Manfred, ihr Mann, sitzt im Wohnzimmer in seinem Sessel und liest die Sonntagszeitung. Nebenbei flimmert lautlos der Fernseher. Er blickt über sein Brillengestell und sieht uns freudig an. Die Zeitung legt er mit dem Teil der Todesanzeigen aufgeschlagen neben sich auf den kleinen, runden Beistelltisch. Er nimmt die Brille ab, klappt sie zusammen und steckt sie, während er aufsteht um uns ebenfalls zu begrüßen, in seine Hemdtasche. Er trägt ein kleinkariertes Baumwollhemd dessen Ärmel er hochgekrempelt hat. Vor uns stehend schaltet er den Fernseher aus, umarmt seine Tochter und klopft mir auf die Schulter. Die Hunde stehen hechelnd vor der Terrassentür. Manfred lässt sie ins Haus und bittet Elke, die beiden mit Wasser zu versorgen. Schlappernd stößt Felix gegen den Napf und verschüttet die Hälfte des Inhaltes auf der dunkelbraunen, von weißen Pferden gezierten Wolldecke, die zum Schutze des neuwirkenden Teppichbodens dient. Ich ermahne ihn mit erhobenem Zeigefinger und rücke vorsichtig den Trinknapf zurecht.
Während des gemeinsamen Mittagessens erzählt Elke von den Enkeln ihrer Nachbarn. Sie kommen regelmäßig rüber um Aslan für einen kleinen Spaziergang im Dorf abzuholen. Sie lieben ihn und er bekommt reichlich Auslauf wenn die Jungs mit ihm über die Felder rennen. Elke und Manfred können in ihrem Alter nicht mehr soviel mit ihm rumtollen. Ich greife zu der blaubeblümten Porzellanschale um mir noch einen Nachschlag an Petersilienkartoffeln aufzufüllen. Sie sind ausgezeichnet. Gemüse liegt noch ausreichend auf meinem Teller. Wir beginnen ein Gespräch über meinen Schwager zu führen. Er ist Betriebswirt und arbeitet in einem mittelständischem Betrieb. Seine Frau arbeitet halbtags als Kassiererin in einer Drogerie. Sie haben zwei Kinder und ein kleines Häuschen im Nachbardorf. Thomas, mein Schwager, hat sich gerade eine neue Mittelklasselimousine bestellt.

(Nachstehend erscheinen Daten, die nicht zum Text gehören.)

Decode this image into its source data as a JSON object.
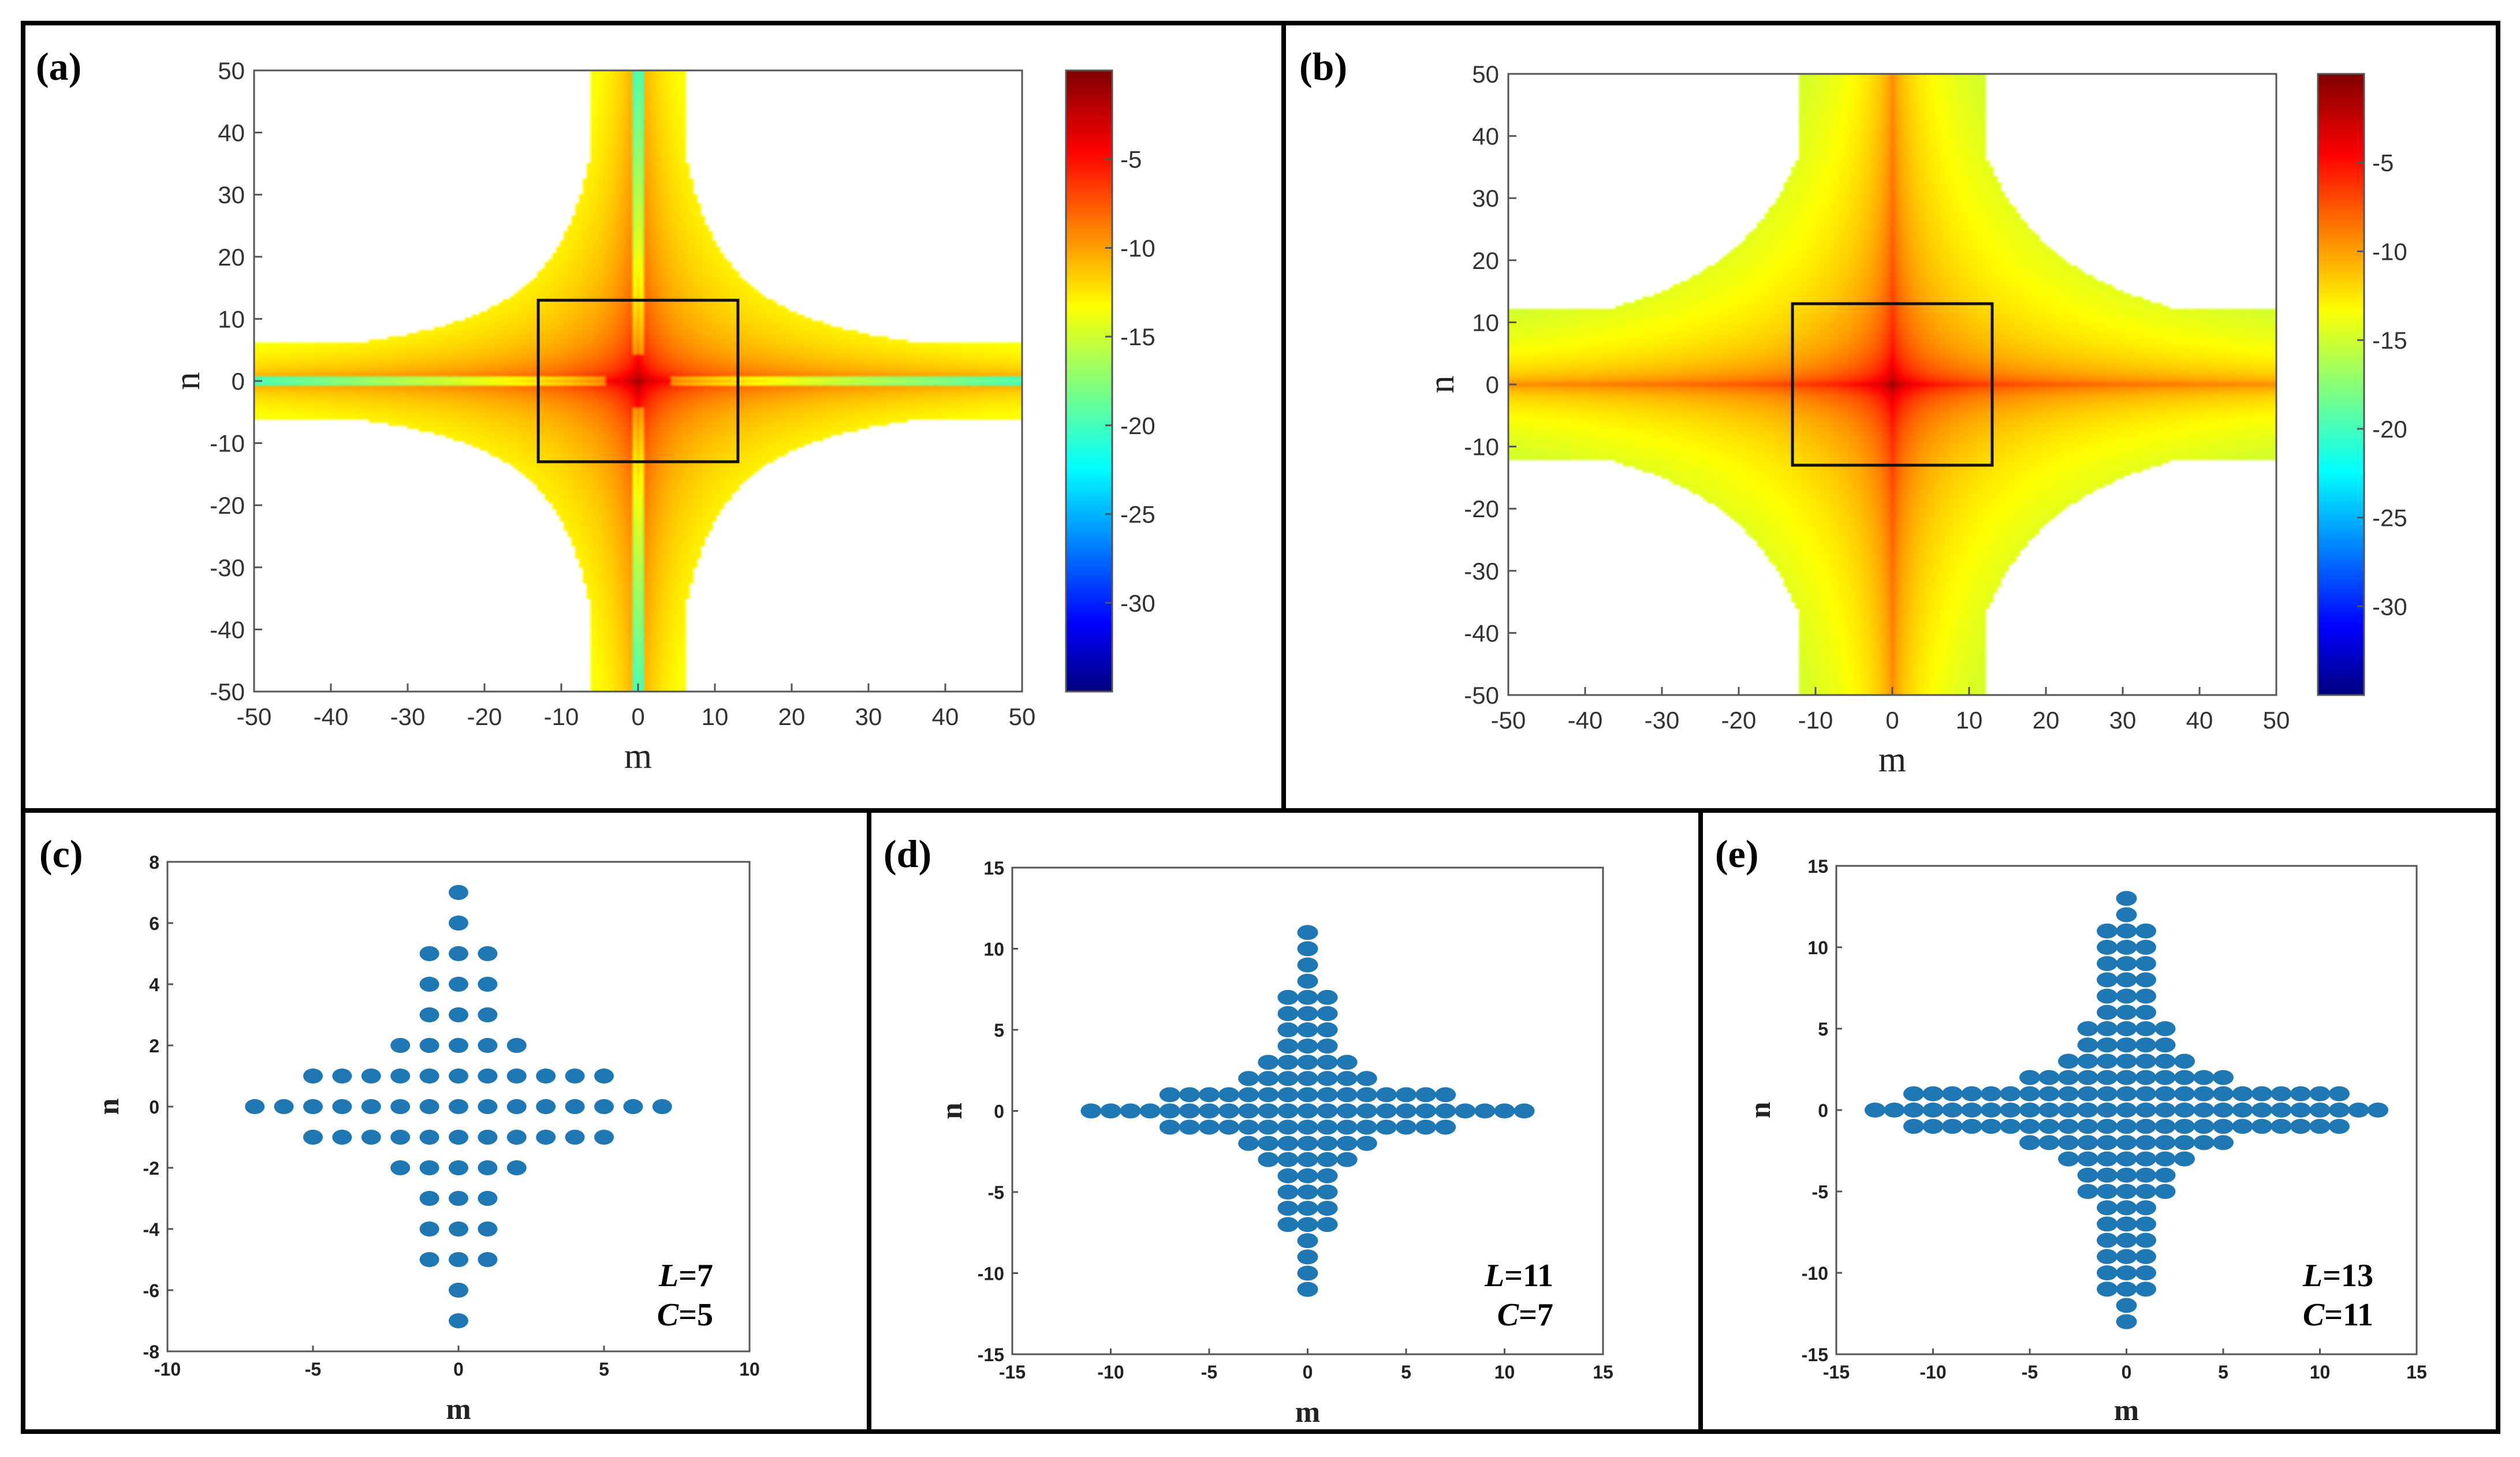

Nächste Woche fährt die Familie nach Wolfsburg, um das neue Auto abzuholen. Felix liegt mit seiner Schnauze auf meinem Fuß und schnauft. Manfred greift zum dritten Mal zu der Schale, aus der er sich die letzten zwei Kartoffeln nimmt. Gemüse ist noch reichlich da. Felix erhebt sich und geht zur Tür, vor der auch Aslan bellend steht. Es klingelt und Elke steht auf, um den Enkeln von nebenan die Tür zu öffnen.